Last year, the Obama Administration announced one of the country’s most ambitious climate action plans, the Clean Power Plan (CPP). The aim of the plan is simple: phase in major changes in the way that nation gets its power thereby decreasing pollution and slowing climate change. However, the CPP is now being challenged by a handful of states, and is now on hold until the DC Circuit Court of Appeals hears the case in June of this year.
Despite this setback, climate leaders across the country are continuing to implement the plan. Many are hoping that by acting fast, they can benefit both environmentally and economically. The economic benefits of climate action, and the recognition among city and community leaders of implementing climate solutions, has led to the formation of a strong coalition of mayors backing the CPP. This week, these leaders came together, and penned an amicus brief that will be presented to the court. The contents of the brief are simple: climate change is real and is affecting Americans, and the CPP is “critical to the safety and economic security of local communities across the United States.”
City leaders and mayors are yet again the leading voice on climate. Cities face the greatest consequences of climate change, and are presented to the greatest opportunities. Find out how you can pledge your support for climate action by joining Path to Positive Communities today!

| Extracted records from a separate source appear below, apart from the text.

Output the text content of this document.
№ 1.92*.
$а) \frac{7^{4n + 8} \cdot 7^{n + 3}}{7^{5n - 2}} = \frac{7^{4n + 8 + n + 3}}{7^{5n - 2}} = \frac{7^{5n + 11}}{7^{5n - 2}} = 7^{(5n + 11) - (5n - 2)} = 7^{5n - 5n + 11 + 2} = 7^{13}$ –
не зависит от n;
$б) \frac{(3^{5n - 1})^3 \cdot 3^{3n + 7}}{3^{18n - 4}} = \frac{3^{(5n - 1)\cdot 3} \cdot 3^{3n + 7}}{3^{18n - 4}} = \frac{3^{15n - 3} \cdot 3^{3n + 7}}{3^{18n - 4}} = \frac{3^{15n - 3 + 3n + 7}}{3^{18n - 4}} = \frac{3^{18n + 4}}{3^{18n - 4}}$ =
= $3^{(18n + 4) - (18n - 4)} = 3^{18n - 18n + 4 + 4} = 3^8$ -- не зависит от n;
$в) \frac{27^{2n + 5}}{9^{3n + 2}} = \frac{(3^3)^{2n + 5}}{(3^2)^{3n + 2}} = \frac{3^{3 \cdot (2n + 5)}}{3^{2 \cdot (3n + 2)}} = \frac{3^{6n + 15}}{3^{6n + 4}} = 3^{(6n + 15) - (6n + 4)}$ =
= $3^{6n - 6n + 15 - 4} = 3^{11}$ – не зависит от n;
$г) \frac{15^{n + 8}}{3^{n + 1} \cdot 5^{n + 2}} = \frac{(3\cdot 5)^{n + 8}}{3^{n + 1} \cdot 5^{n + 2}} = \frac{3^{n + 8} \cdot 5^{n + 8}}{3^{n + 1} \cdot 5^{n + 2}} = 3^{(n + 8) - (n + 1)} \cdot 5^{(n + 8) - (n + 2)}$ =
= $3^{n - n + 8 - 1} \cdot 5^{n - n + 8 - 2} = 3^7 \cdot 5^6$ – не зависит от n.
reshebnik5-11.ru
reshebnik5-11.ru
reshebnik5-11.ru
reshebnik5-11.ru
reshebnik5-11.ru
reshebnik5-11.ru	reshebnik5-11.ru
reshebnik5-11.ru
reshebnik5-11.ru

U.S. Conference of Mayors | Market Wired | April 1, 2016
NEW YORK, NY–(Marketwired – April 01, 2016) – More than 50 city and county governments from 28 states, together with The U.S. Conference of Mayors (USCM), the National League of Cities (NLC), and the mayors of Dallas, Knoxville, and Orlando have signed an amicus brief explaining why the U.S. Environmental Protection Agency's Clean Power Plan is critical to the safety and economic security of local communities across the United States. The brief was authored by the Sabin Center for Climate Change Law at Columbia Law School, and filed in federal court on Friday, April 1st.
The signatories represent a diverse geographic, economic, and political mix and include Miami Beach, Miami and other southeast Florida cities; Tucson; Salt Lake City; Los Angeles; San Francisco; Houston; Jersey City; Pittsburgh; and Boston. Twenty-three of the signatories are local governments within states that have joined the lawsuit against the EPA. In all, the signatories represent 51 localities — home to more than 18 million Americans — and more than 19,000 additional cities, villages and towns that are part of the USCM and NLC networks.